Sugar didn't even reach Europe until the time of the Crusades. In the latter half of the eleventh century, Crusaders brought sugar home with them from the Middle East. They were impressed by this “new spice.” It became a luxury item because it had to be transported for long distances. In London in 1319, sugar cost “two shillings” a pound, which doesn't necessarily sound too expensive to us until we learn that this is about $100 a pound in today's money. Needless to say, most people in Europe did not buy or use sugar.

After the discovery of the “New World,” people realized that sugar would grow well there, and the sugar industry flourished. While sugar still needed to be transported, it could be done more easily now. Sugar refineries opened all over Europe to process the sugar grown in the Caribbean. Costs went down, and more and more people began enjoying sugar as part of their diet.

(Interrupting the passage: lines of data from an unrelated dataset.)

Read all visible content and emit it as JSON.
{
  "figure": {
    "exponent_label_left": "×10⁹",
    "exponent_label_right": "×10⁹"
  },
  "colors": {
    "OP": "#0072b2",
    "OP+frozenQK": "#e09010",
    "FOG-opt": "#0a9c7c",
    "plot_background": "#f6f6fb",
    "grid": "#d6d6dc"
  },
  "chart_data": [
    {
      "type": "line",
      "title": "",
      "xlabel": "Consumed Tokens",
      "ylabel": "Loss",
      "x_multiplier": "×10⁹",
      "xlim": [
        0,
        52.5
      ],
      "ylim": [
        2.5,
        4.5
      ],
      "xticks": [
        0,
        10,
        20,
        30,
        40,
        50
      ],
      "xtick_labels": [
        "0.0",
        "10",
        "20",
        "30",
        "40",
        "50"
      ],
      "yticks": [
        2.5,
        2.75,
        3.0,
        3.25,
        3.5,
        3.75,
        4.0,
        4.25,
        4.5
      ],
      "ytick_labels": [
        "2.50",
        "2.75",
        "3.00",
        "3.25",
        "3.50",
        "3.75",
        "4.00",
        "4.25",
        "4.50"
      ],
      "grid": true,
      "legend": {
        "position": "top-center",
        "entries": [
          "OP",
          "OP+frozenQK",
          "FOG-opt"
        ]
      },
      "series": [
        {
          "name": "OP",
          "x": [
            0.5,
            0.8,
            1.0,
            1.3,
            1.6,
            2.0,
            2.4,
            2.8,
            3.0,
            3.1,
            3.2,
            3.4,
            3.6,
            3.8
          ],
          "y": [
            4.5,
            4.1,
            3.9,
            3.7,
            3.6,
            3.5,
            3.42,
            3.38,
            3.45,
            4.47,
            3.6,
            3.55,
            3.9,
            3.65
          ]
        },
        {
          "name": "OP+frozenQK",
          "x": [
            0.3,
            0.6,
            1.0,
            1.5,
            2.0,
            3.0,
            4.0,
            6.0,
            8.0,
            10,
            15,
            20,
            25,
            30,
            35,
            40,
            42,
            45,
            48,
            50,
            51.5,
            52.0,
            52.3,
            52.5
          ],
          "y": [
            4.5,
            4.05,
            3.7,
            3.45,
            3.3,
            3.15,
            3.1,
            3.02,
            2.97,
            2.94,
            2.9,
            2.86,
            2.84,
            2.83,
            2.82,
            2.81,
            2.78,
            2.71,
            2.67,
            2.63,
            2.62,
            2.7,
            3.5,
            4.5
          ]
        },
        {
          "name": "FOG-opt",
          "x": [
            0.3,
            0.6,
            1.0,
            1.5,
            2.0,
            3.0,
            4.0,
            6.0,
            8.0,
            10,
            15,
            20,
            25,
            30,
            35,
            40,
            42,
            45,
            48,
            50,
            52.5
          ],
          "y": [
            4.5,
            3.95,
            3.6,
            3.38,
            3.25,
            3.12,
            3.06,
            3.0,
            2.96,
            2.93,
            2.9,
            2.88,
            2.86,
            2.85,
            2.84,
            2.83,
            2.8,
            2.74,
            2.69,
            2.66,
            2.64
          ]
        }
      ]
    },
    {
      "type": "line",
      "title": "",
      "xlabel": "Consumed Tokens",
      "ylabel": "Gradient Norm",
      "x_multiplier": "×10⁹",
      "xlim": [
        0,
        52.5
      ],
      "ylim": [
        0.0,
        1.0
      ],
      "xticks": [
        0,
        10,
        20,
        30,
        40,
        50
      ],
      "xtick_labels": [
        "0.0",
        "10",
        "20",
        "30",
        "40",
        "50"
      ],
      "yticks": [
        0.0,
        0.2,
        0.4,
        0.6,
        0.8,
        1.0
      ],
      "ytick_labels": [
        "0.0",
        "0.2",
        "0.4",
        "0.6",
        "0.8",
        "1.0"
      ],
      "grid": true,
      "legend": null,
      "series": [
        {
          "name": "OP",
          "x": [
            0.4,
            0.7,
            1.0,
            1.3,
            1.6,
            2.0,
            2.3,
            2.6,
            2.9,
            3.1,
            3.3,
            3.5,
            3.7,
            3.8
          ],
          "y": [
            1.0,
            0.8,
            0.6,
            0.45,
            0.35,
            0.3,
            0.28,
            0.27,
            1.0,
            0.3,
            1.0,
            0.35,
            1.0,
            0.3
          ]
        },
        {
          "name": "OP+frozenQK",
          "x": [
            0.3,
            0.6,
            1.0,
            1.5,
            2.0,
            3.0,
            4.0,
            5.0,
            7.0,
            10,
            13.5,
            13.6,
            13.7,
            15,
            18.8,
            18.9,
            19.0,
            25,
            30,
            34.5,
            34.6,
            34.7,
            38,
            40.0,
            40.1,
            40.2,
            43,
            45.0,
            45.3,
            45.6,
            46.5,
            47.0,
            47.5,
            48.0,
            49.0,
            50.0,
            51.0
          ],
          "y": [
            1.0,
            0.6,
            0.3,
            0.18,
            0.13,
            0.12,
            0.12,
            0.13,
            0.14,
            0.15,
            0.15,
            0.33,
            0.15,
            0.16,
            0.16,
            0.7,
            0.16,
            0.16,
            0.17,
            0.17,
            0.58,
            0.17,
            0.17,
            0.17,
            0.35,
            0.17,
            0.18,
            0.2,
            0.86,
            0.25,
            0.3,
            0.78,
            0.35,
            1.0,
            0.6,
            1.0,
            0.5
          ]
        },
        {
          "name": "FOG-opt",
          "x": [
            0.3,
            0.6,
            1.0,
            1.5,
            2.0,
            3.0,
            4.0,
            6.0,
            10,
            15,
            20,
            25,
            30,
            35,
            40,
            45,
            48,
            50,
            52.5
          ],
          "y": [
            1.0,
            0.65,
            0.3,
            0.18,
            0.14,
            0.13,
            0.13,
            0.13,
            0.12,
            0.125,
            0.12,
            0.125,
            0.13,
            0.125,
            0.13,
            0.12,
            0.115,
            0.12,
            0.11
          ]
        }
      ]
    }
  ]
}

Some people actually thought that sugar had medicinal qualities as well. They thought that sugar could clean the blood and strengthen the throat, chest, and lungs. People also thought that sugar help eye troubles, diminish the symptoms of a cold, heal wounds, and treat a fever. By the end of the 1700s, the people of Britain were using about five times as much sugar as they did at the beginning of the century.

Culturally, as sugar plantations grew, so did the need for labor, and slavery expanded to meet that demand. Furthermore, the demand for sugar led people to find new sources for it. So in the early 1800s, the sugar industry began extracting sugar from sugar beets. As industrialization spread in the 1800s, sugar refining became more and more mechanized, and sugar companies in the U.S. actually joined together to help stabilize prices for this now-favorite commodity.